The main theme of the work revolves around the mystic and moral character of Christianity and its subsequent transformation into a philosofico-theological system and a bureaucratic organization. In Buonaiuti's view, the main religions are not speculative views of the world or rational schematizations of reality, but normative indications of a set of pre-rational and spiritual behaviours. Christianity, born as an announcement of palingenesis, implied a huge social program "which imposed a progressive conceptual enrichment and an increasingly rigid disciplinary organization. To live and bear fruit in the world, Christianity was condemned to lose its nature and degenerate" (Storia del cristianesimo, I, p. 15 and seq.). The only chance of salvation for the Church and all of modern society is, in Buonaiuti's view, the restoration of the elementary values of primitive Christianity: love, pain, regret, death.

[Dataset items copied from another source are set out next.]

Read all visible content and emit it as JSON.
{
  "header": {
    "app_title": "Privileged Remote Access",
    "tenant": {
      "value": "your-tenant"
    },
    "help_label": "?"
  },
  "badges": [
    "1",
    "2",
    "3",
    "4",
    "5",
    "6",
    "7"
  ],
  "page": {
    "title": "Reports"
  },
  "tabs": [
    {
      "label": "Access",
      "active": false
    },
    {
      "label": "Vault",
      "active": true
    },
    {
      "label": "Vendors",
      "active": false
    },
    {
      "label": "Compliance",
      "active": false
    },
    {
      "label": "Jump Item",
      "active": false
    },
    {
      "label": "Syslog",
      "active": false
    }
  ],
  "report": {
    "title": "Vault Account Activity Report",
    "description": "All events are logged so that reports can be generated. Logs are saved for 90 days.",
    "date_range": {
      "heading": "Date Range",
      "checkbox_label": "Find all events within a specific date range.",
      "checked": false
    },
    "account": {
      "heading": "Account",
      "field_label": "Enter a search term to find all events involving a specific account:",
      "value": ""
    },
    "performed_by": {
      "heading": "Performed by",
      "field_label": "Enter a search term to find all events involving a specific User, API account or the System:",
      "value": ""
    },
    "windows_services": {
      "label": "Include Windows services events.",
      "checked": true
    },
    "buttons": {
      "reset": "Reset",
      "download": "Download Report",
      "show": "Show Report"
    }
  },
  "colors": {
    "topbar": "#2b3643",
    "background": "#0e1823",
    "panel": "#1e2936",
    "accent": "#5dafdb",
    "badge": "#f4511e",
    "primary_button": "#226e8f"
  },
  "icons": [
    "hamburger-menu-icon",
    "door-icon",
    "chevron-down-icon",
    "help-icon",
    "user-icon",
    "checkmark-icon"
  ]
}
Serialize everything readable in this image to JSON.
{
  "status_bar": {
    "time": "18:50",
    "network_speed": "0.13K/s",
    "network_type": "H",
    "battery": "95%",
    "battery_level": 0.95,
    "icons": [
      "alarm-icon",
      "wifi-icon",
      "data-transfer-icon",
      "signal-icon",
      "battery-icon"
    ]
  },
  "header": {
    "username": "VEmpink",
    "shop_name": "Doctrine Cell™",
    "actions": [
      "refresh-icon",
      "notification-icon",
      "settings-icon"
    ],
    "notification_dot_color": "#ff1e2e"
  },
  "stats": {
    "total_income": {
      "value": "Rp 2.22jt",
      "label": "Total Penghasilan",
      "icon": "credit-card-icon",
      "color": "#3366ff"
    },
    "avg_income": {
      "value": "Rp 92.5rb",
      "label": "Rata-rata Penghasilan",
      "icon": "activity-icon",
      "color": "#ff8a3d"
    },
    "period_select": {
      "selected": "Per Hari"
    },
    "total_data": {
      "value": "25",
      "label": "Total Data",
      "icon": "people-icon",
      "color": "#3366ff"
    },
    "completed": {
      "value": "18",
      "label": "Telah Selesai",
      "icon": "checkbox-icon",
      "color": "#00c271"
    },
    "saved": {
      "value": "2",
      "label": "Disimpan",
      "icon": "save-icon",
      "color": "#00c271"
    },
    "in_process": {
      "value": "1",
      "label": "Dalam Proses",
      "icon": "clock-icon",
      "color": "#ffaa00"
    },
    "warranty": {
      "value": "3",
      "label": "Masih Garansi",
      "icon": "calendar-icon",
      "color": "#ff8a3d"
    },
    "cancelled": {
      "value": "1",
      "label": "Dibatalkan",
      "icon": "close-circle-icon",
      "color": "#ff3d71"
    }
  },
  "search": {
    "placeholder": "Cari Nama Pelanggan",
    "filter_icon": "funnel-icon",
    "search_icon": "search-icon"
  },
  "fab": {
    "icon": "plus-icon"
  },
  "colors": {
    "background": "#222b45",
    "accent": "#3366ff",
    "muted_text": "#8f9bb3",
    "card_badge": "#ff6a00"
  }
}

=== Il Pellegrino di Roma (also La generazione dell'esodo) ===
The title of this autobiographical work, published in Rome in 1945, cites a definition that the Italian historian Luigi Salvatorelli gave of him, entitling one of his essays "Ernesto Buonaiuti, pellegrino di Roma" to emphasize Buonaiuti's love for the Catholic Church, despite the grave disciplinary sanctions he had to face (La Cultura, XII, 1933, pp. 375–391). Buonaiuti claims as his own two works of a modernist tendency published anonymously in 1908: Lettere di un prete modernista ("Letters from a Modernist Priest"), which he considered "a youth's sin", and Il Programma dei Modernisti ("The Modernists' Program"). His modernist positions are motivated by scientific reasons (Biblical criticism and exegesis). Initially his modernism seemed similar to the positions of Protestant liberal theologians like Albrecht Ritschl and Adolf von Harnack; however, after researching spirituality in the ancient world, from Zarathustra to the Greek tragedians, Buonaiuti began to recognize in pre-Christian spiritual experiences an anticipation of the Christian view of life. Buonaiuti claimed to be Catholic and to want to stay so usque dum vivam ("as long as I live"), as he wrote to the theology faculty of the University of Lausanne, which had offered him a chair in History of Christianity if he joined the Calvinist Church.

== Buonaiuti and John XXIII ==

Buonaiuti was an exact contemporary in Rome with Angelo Giuseppe Roncalli, who was elected to the papacy as John XXIII in 1958. According to Roncalli's biographer Peter Hebblethwaite the two men were initially close friends, and this connection may have played a part in the future pope's abrupt removal from a seminary post early in his career, as well as in the "Suspected of Modernism" entry which was made against Roncalli's name in his official record in the Vatican archives, something he would later refute by inserting, in his own hand "I, Pope John XXIII, have never been a Modernist".

== Portrayal in film ==

Ricky Tognazzi's 2003 film The Good Pope has a character called Nicola Catania who is loosely based on Buonaiuti, although a certain amount of licence is employed. The movie has Catania, a priest deposed for Modernism, keeping vigil in St. Peter's Square as John XXIII, who had been his friend in the seminary lies dying. In actuality, Buonaiuti died in 1946 and Roncalli in 1963.